The communities we typically work with are “minorities within minorities”: people who are minorities in their places of origin whose compatriots form a minority community in New York. The ethno-linguistic identities of these groups in New York are often not even recognized by others from their country. For example, the Amuzgo people of Guerrero and Oaxaca states in Mexico speak one of over 250 indigenous languages that exist in Mexico, but few Mexicans from outside the immediate Amuzgo-speaking area have ever heard of the Amuzgo people or their language.

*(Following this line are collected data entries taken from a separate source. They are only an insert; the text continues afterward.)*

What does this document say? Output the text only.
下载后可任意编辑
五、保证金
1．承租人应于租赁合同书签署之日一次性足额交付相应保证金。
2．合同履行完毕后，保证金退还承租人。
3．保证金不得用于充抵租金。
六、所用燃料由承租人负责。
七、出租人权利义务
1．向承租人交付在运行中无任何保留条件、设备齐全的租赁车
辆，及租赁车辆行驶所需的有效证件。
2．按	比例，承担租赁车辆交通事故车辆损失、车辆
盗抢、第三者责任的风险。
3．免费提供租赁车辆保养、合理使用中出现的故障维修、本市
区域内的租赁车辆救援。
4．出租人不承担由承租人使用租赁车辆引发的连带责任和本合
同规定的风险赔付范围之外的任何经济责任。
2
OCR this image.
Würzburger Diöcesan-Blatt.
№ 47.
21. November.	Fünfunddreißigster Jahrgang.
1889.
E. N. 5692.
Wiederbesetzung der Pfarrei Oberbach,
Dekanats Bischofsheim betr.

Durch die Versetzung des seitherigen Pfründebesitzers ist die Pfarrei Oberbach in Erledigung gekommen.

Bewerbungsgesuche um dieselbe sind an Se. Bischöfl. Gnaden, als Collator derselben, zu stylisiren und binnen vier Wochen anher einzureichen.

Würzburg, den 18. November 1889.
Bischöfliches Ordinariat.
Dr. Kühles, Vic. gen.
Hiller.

We are often asked how ELA makes contact with speakers of indigenous and endangered languages. Finding such “doubly minoritized” communities in New York is usually not straightforward and must rely to a large extent on chance and indeed the element of chance never ceases to surprise us. To take but two examples, not long after researcher Natalia Bermudez returned from her fieldwork in Panama with the Naso and Ngobe, we were contacted by one of only two individuals from the related Bribri tribe living in the United States. Similarly, after an article about our work appeared in the New York Times, we were contacted by the only known speaker of Tsou in the United States, an endangered Austronesian language of Taiwan with roughly 2,000 speakers.
To make contact, we post flyers, advertise through community radio, get plugged into community and neighborhood networks, and talk to people at fairs and other celebrations. In many cases, individuals contact us after having heard about us in the press or after hearing about or attending one of our public events. Most often, our collaborators will introduce us to related communities in the local area and thus our network grows.
ELA collaborates with interested individuals and organizations from across the city on a variety of language projects and has been successful in procuring grants for fieldwork on endangered languages abroad. ELA also has close ties to the Endangered Language Initiative at the CUNY Graduate Center, is engaged in film and poetry projects, and is assisting with programming at NYC museums and cultural centers.